Le Sénégal que chantait Baaba Maal n’existe plus. Ou du moins, il s’efface sous le poids des transformations sociales et de la fragmentation urbaine. Le musicien, figure majeure de la scène ouest-africaine depuis quatre décennies, exprime une inquiétude qui dépasse les frontières : celle d’une société où les liens traditionnels — ceux qui cimentaient autrefois les communautés — se dissolvent sous la pression de la modernité.
Le Sénégal des valeurs partagées
Ce que regrette Baaba Maal, ce n’est pas un Sénégal figé dans le passé, mais une certaine qualité de vie collective. La parenté à plaisanterie, institution sociale que les anthropologues connaissent bien, incarnait une forme de régulation sociale subtile : elle permettait de désamorcer les tensions, de critiquer sans blesser, de créer une connivence même entre rivaux. La joie partagée — celle des cérémonies, des marchés, des espaces publics — était un ciment social.
Le musicien de Kaolack observe que ce tissu se défait. Les raisons sont multiples : l’urbanisation accélérée, l’isolement des individus derrière les écrans, l’érosion des espaces de rencontre, et aussi l’affaiblissement de la transmission des codes culturels aux générations nées après 2000.

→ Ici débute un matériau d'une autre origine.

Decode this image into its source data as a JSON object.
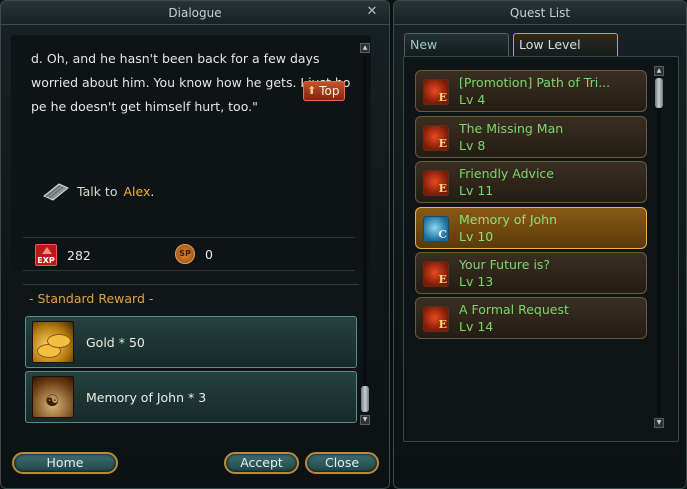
{
  "dialogue": {
    "title": "Dialogue",
    "lines": [
      "d. Oh, and he hasn't been back for a few days",
      "worried about him. You know how he gets. I just ho",
      "pe he doesn't get himself hurt, too.\""
    ],
    "hint_button_label": "Top",
    "talk_prefix": "Talk to",
    "talk_npc": "Alex",
    "talk_suffix": ".",
    "exp_icon_label": "EXP",
    "exp_value": "282",
    "sp_icon_label": "SP",
    "sp_value": "0",
    "reward_title": "- Standard Reward -",
    "rewards": [
      {
        "label": "Gold * 50",
        "icon": "gold-coins-icon"
      },
      {
        "label": "Memory of John * 3",
        "icon": "pouch-icon"
      }
    ],
    "buttons": {
      "home": "Home",
      "accept": "Accept",
      "close": "Close"
    }
  },
  "quest_list": {
    "title": "Quest List",
    "tabs": [
      {
        "label": "New",
        "active": false
      },
      {
        "label": "Low Level",
        "active": true
      }
    ],
    "quests": [
      {
        "name": "[Promotion] Path of Tri...",
        "level": "Lv 4",
        "icon": "epic-quest-icon",
        "selected": false
      },
      {
        "name": "The Missing Man",
        "level": "Lv 8",
        "icon": "epic-quest-icon",
        "selected": false
      },
      {
        "name": "Friendly Advice",
        "level": "Lv 11",
        "icon": "epic-quest-icon",
        "selected": false
      },
      {
        "name": "Memory of John",
        "level": "Lv 10",
        "icon": "continue-quest-icon",
        "selected": true
      },
      {
        "name": "Your Future is?",
        "level": "Lv 13",
        "icon": "epic-quest-icon",
        "selected": false
      },
      {
        "name": "A Formal Request",
        "level": "Lv 14",
        "icon": "epic-quest-icon",
        "selected": false
      }
    ]
  }
}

Un phénomène bien au-delà du Sénégal
Cette tension entre héritage et modernité agite la Guinée, la Côte d’Ivoire, le Mali, le Burkina Faso. Partout en Afrique de l’Ouest, les artistes — griotiques ou urbains — traversent le même malaise. Comment rester enraciné quand le contexte social bouge aussi vite ? Comment perpétuer une sagesse collective dans des villes où chacun court après sa survie ?
Baaba Maal lui-même incarne cette tension depuis le début de sa carrière. Son répertoire classique, fondé sur la musique traditionnelle peule, a toujours cohabité avec des expériences plus contemporaines — collaborations électroniques, fusions avec des musiciens mondiaux. Son art a toujours cherché à dialoguer avec son époque. Mais ce dialogue ne suffît pas à arrêter l’érosion des pratiques sociales qui donnaient sens à ces chants.
La responsabilité des créateurs
C’est là que réside l’enjeu pour les industries créatives africaines. Les artistes ne sont pas juste des divertisseurs ou des commentateurs passifs du changement social. Ils sont aussi des porteurs de mémoire, des architectes de sens collectif. Dans un contexte où l’école publique perd en qualité et où l’espace public urbain se rétracte, c’est souvent à travers la musique, le cinéma, le théâtre que les jeunes Africains se reconnectent à leur identité.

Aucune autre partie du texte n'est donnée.